Announcing the investment in Euricom, it’s clear Mitsui’s management has its eye on growing market segments in food. “Against the backdrop of dietary diversification and a growing focus on health and the environment, the markets for rice products and pulses are growing across the globe,” the company said. “In Europe, surging immigration is also contributing to significant demand growth.”
Mitsui said its investment in Mauritius-based pulses supplier ETG could benefit Euricom.
“By leveraging ETG’s raw material procurement networks in Africa and North America with Euricom’s extensive sales channels and close relationships with major European retailers, Euricom can step up the development of new rice products and strengthen their business operations in areas other than rice products, such as pulses,” Mitsui added.
Euricom talked up the benefits of Mitsui’s backing, especially after having worked with the company for a year.
It’s telling the deal is the first time Euricom’s two founding families – the Nervis and Sempios – have accepted outside investment in the company.
Bruno Sempio, the Euricom chairman who will continue to control the company and lead its management team, said: “Mitsui has proven to be a reliable long-term partner helping family-owned companies, like ours, build a more institutionalised and global platform for growth while respecting the existing day-to-day management and entrepreneurship of the company.
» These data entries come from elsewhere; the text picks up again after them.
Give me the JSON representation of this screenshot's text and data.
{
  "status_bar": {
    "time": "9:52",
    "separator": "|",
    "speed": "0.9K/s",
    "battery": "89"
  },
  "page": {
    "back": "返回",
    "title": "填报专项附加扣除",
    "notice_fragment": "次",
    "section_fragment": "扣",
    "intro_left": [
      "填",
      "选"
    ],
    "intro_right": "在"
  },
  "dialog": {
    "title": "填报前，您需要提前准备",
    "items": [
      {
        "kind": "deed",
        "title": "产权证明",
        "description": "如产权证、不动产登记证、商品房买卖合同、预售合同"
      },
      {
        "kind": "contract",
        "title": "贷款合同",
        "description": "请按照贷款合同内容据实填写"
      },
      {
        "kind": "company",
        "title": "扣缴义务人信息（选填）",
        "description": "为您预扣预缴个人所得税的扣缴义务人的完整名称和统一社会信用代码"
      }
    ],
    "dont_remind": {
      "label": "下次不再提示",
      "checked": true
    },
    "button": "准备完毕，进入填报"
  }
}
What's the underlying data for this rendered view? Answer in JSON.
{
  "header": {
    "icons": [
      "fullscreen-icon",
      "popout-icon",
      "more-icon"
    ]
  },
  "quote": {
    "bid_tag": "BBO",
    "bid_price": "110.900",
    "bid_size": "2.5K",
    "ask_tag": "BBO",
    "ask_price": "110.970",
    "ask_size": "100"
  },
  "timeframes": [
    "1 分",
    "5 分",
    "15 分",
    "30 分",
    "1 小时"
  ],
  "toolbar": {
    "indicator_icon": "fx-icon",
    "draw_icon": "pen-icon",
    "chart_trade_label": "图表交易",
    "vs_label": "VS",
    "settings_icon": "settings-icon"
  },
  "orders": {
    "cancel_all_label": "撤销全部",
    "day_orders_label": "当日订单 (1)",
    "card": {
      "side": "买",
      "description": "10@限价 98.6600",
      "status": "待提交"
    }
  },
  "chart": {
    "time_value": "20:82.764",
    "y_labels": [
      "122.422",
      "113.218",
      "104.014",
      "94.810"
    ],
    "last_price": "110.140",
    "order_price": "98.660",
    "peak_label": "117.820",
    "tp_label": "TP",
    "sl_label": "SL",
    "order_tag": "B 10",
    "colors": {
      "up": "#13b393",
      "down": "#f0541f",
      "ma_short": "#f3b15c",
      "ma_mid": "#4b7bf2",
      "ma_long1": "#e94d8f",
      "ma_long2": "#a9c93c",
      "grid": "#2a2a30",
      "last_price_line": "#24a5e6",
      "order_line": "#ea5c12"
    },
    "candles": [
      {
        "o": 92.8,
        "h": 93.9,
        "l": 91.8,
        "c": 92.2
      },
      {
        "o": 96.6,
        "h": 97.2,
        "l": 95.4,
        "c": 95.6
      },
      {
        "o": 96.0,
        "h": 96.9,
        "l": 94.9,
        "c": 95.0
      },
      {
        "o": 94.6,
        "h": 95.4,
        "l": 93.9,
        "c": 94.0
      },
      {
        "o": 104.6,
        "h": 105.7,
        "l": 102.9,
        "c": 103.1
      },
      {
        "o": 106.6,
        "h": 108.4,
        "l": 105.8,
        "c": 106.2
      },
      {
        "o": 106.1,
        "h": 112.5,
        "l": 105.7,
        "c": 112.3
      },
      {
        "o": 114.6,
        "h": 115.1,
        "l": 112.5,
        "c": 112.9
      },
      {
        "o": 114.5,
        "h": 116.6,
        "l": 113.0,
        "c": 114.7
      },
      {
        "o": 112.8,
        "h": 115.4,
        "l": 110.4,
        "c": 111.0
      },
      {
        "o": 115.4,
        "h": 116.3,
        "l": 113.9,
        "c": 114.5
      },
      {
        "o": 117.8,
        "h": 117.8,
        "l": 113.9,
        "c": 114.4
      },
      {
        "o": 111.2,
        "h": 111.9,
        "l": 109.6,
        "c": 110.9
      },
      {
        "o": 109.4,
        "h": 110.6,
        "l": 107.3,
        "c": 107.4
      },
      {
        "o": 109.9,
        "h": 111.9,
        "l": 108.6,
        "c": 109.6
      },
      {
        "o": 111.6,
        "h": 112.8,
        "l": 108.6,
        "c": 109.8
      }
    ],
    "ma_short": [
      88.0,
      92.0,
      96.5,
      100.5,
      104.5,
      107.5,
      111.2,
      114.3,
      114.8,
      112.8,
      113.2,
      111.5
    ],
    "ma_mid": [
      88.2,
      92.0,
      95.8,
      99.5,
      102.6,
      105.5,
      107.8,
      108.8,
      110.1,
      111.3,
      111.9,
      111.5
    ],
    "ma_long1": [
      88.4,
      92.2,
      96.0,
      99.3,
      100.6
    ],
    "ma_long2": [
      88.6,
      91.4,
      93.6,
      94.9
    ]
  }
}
This is exactly the type of support that we need in this critical juncture of the group’s development to take Euricom to the next level of growth and global reach.”
Just what Euricom’s ambitions are remains, at present, the subject of a little speculation, given the company did not respond to a request for further comment.
However, based on the group’s statement, it sees Mitsui’s latest investment in food supporting its bid “to meet its growth target of increasing strongly its size earlier than originally planned, as it will also help fund acquisitions within both its existing product range as well as new synergistic categories”.
GlobalData, Just Food’s parent, sees clear revenue synergies for Euricom. “Italian products are relatively well received in Japan [where] Euricom’s products can be exported,” Mitsue Konishi, GlobalData’s lead analyst for food, says. “Additionally, globally, the pulse is a well-regarded protein source due to the rise of the plant-based diet. Euricom’s pulse business can have a global opportunity. Involving a Japanese conglomerate, like Mitsui, will help to expand its market.”
Mitsui is to pay around Y200bn ($1.41bn) for its “partial shareholding” in the company. The size of the stake was not disclosed and both companies declined to comment beyond their published statements.
Euricom said Mitsui would be a “minority shareholder”. The deal gives Euricom an enterprise value of €500m, the company added.
The April 2022 partnership gave Mitsui acquired a minority stake in Euricom’s Polish rice subsidiary Przedsiębiorstwo Rol-Ryż.
Mitsui’s move to invest in Euricom itself will swap its stake in Rol-Ryż for new shares in the Italian group.